30 Days of ML
I’m taking the Stanford CS229 Machine Learning course to really understand how generative models like Stable Diffusion and DALL-E work.
I think my one of my strongest skills is synthesis - finding meaning from heaps of data and presenting it in a simple way, and I suspect that understanding how these engines work will not only be a useful career skill, but will teach me how to think better.
The course is a 20-video YouTube playlist. I found it on this github repo.
I’m also taking the Supervised Machine Learning program on Coursera. Andrew Ng, who teaches both courses, says the Coursera course (CS229A) is an applied version of the CS229.
Day 1
- Machine learning is how you teach computers to perform tasks without explicitly programming them.

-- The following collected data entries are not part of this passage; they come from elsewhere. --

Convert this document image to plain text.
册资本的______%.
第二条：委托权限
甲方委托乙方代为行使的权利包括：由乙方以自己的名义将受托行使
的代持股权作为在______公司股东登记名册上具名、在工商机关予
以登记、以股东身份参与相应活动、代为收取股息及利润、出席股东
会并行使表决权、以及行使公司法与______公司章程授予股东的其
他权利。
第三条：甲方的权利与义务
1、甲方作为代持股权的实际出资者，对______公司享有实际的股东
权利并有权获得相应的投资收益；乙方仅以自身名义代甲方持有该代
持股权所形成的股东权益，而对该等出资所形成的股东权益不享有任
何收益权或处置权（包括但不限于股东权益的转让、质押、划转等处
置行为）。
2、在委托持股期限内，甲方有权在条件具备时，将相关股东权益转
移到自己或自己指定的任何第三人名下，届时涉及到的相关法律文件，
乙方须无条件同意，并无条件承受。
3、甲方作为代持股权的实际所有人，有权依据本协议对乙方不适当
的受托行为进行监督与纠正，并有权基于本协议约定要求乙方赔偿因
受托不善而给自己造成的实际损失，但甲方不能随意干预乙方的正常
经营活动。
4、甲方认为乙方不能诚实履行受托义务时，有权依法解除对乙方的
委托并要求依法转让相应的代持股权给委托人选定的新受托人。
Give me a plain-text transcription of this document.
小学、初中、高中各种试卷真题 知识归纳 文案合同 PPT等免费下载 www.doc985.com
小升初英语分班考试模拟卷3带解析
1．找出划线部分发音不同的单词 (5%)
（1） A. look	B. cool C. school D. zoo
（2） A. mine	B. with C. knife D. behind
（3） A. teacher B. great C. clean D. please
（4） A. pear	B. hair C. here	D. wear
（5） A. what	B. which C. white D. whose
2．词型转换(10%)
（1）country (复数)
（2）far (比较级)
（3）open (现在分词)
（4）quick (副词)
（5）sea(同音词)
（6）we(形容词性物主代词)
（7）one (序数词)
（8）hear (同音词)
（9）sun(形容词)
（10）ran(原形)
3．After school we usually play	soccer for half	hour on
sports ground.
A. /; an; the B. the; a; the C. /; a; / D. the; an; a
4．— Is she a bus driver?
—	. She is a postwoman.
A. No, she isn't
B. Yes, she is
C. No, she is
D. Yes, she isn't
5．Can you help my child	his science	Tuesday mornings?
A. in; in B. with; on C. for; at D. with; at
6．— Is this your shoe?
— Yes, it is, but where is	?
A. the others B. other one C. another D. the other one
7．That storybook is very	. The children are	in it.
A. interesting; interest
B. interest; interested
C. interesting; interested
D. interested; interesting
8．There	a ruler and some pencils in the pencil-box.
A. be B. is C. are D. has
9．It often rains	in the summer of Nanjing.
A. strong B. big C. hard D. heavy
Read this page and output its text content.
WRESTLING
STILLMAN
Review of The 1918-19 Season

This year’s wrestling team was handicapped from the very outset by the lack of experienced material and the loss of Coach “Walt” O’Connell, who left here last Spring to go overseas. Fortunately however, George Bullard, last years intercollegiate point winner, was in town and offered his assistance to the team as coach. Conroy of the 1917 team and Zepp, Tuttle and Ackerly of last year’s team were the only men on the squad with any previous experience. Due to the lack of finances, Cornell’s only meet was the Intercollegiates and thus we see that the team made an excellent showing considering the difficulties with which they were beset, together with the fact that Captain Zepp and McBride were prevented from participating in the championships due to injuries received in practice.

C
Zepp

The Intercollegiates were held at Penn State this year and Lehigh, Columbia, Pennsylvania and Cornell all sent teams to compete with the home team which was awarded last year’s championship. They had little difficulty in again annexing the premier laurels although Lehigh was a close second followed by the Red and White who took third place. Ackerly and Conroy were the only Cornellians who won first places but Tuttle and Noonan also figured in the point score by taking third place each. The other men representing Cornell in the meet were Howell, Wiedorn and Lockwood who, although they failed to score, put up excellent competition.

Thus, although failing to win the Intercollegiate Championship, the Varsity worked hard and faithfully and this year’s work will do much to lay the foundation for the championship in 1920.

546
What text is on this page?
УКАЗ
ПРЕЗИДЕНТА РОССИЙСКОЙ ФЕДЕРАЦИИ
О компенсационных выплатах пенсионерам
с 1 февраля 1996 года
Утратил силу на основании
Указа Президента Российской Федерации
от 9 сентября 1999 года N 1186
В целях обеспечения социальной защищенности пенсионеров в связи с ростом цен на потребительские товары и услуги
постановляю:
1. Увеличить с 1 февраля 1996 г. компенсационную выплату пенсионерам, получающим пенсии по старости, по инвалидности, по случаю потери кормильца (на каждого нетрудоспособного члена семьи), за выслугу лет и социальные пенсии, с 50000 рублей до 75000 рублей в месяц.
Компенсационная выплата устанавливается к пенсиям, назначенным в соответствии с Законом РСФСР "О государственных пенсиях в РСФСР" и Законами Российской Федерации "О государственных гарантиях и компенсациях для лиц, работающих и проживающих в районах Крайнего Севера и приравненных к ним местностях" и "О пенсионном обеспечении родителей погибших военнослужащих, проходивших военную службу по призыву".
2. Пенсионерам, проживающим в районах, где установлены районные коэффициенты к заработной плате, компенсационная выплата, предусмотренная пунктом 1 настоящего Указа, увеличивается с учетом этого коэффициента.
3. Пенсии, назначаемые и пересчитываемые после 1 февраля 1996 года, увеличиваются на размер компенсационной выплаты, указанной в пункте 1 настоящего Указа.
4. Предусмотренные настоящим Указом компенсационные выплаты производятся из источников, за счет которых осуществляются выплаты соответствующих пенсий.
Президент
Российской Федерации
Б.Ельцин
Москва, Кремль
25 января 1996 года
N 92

- The most common form is “Supervised Learning” where you give the computer a dataset with inputs and labels (x,y). By observing the inputs and labels, the computer can figure out a mapping to predict y given x.
- On the other hand, in “Unsupervised Learning”, the computer is given a dataset with no labels (x) and asked to find something interesting in the dataset.
- There are different types of problems e.g. regression and classification.
- In a regression problem, the machine is trying to guess a continuous quantity e.g. given a dataset of house sizes to prices, predict the price of a house (given the size).
- In a classification problem, the machine is trying to guess a discrete outcome e.g. given a dataset of tumor sizes and malignancy, predict whether a tumor is malignant or not.
- In the Carnegie Mellon Experiment, a computer is taught to drive by taking screenshots of the the road 10x per second and matching it to a human’s actions on the steering wheel.
- The strategy you choose in ML is very important. This is known as Learning Theory.